Each of America’s veterans has added a resounding drumbeat to freedom's march. This is a drumbeat that started with the Revolutionary War and can still be heard today in the War on Terror. It's a drumbeat that each of us hears every time we enter a voting booth or raise our right hand over our chest to pledge allegiance to our nation's flag. Each of our liberties has been won with the greatest of sacrifices.
It is my privilege and duty as a member of the Senate Committee on Veterans’ Affairs to provide our nation’s veterans with a system that provides them and their families with the highest quality care and ensures they have an opportunity to succeed.
Congress has made many recent strides in improving benefits and care for America’s veterans.
Veterans’ health care and benefits funding has increased more than 75 percent in the last decade. The Senate recently approved a significant boost in the budget for veterans’ medical care, increasing spending by about $4 billion, 21 percent above the previous year. This year’s Veterans Affairs appropriations bill provides more than $70 billion to the Department of Veterans Affairs, the highest amount of appropriated dollars in the history of the VA.
I am committed to ensuring that the VA is adequately funded so that South Dakota’s 77,000 veterans receive the benefits they deserve, including those who require specialty care. Much has been done on behalf of our veterans, but we should always be looking for ways to do more for our veterans.
Just recently, I had the privilege to visit with wounded soldiers at Walter Reed Army Medical Center.
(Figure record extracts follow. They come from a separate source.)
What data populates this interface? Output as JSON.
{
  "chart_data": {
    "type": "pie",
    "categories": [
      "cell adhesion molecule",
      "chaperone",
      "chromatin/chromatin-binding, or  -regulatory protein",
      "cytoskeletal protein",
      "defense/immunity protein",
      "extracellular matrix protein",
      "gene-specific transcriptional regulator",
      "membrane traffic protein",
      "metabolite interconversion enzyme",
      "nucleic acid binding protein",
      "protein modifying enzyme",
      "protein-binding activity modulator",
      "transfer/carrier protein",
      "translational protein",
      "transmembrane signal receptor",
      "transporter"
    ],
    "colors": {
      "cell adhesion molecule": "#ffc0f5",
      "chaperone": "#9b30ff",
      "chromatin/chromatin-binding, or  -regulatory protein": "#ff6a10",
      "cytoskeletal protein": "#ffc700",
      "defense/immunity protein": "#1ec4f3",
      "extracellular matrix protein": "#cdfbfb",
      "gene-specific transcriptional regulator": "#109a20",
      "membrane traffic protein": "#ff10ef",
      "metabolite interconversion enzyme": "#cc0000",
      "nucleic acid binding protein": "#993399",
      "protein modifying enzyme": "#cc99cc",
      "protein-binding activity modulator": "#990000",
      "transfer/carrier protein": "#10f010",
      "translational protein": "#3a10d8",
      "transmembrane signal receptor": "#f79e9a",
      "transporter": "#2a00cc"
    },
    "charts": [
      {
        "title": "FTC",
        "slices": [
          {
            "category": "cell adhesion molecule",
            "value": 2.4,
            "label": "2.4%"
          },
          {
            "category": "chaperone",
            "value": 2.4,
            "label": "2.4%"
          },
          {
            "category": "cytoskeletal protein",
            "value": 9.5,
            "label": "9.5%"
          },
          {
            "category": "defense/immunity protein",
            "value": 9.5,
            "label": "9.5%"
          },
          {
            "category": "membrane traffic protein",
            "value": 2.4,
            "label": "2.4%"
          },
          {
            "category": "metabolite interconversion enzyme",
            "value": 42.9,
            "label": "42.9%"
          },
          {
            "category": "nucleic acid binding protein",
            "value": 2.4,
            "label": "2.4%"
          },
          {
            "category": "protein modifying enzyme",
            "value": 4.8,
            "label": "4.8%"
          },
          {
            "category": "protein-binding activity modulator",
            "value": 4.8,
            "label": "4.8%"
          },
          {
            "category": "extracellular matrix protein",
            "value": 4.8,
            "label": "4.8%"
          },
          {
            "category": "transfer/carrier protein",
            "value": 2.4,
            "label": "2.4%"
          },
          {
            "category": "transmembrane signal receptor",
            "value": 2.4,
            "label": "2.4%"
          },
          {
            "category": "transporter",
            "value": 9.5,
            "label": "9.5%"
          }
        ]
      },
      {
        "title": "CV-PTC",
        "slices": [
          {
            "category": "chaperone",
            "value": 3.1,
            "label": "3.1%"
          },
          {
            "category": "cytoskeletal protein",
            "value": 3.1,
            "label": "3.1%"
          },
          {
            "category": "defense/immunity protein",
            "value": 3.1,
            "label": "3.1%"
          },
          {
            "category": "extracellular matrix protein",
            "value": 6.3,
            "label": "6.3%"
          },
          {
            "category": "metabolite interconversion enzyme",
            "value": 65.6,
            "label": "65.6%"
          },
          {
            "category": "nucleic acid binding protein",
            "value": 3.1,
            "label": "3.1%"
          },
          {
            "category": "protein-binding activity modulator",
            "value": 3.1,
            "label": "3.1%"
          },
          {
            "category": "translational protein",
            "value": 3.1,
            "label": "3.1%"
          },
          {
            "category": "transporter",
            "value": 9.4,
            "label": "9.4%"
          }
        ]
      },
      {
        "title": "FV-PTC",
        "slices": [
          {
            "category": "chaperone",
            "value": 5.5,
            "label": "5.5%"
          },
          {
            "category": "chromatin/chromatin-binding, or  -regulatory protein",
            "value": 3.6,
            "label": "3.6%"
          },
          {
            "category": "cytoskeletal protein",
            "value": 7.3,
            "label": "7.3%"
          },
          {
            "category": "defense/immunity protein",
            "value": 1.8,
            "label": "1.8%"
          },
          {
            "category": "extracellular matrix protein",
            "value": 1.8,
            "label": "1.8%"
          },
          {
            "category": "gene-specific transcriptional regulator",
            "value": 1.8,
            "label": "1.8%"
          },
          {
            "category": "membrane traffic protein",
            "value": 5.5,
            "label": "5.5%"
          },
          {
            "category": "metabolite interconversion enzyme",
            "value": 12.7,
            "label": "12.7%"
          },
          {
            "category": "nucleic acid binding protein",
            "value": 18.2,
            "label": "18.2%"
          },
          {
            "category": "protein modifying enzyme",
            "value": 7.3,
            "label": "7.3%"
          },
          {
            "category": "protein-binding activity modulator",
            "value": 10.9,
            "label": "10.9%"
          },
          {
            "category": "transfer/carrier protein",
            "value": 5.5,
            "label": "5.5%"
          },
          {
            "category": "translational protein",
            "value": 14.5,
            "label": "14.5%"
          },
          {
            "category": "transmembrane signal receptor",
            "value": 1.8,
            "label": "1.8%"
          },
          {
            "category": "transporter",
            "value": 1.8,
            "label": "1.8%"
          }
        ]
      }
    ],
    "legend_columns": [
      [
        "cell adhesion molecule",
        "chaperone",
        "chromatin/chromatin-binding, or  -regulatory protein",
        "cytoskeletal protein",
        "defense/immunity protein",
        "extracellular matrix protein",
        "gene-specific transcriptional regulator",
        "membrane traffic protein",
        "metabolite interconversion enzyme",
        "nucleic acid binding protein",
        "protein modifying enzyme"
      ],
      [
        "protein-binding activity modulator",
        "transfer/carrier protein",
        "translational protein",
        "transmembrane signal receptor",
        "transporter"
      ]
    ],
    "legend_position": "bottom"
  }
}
While I was there, I visited the prosthetics lab, as well as the occupational and physical therapy wards. What I saw in every face at that hospital was incredible courage, unfaltering devotion to our country, and inspiring resilience.
During my visit, I also gained a deeper understanding of the importance of prosthetic research. This year’s Senate VA appropriations bill spends $412 million for medical and prosthetic research. I will work to make sure that prosthetic research continues at the VA.
As we observe Veterans Day, let us strive to live each day in honor of those who have fought and fallen for freedom's march. We will never forget their sacrifice, and we will always be grateful for their service.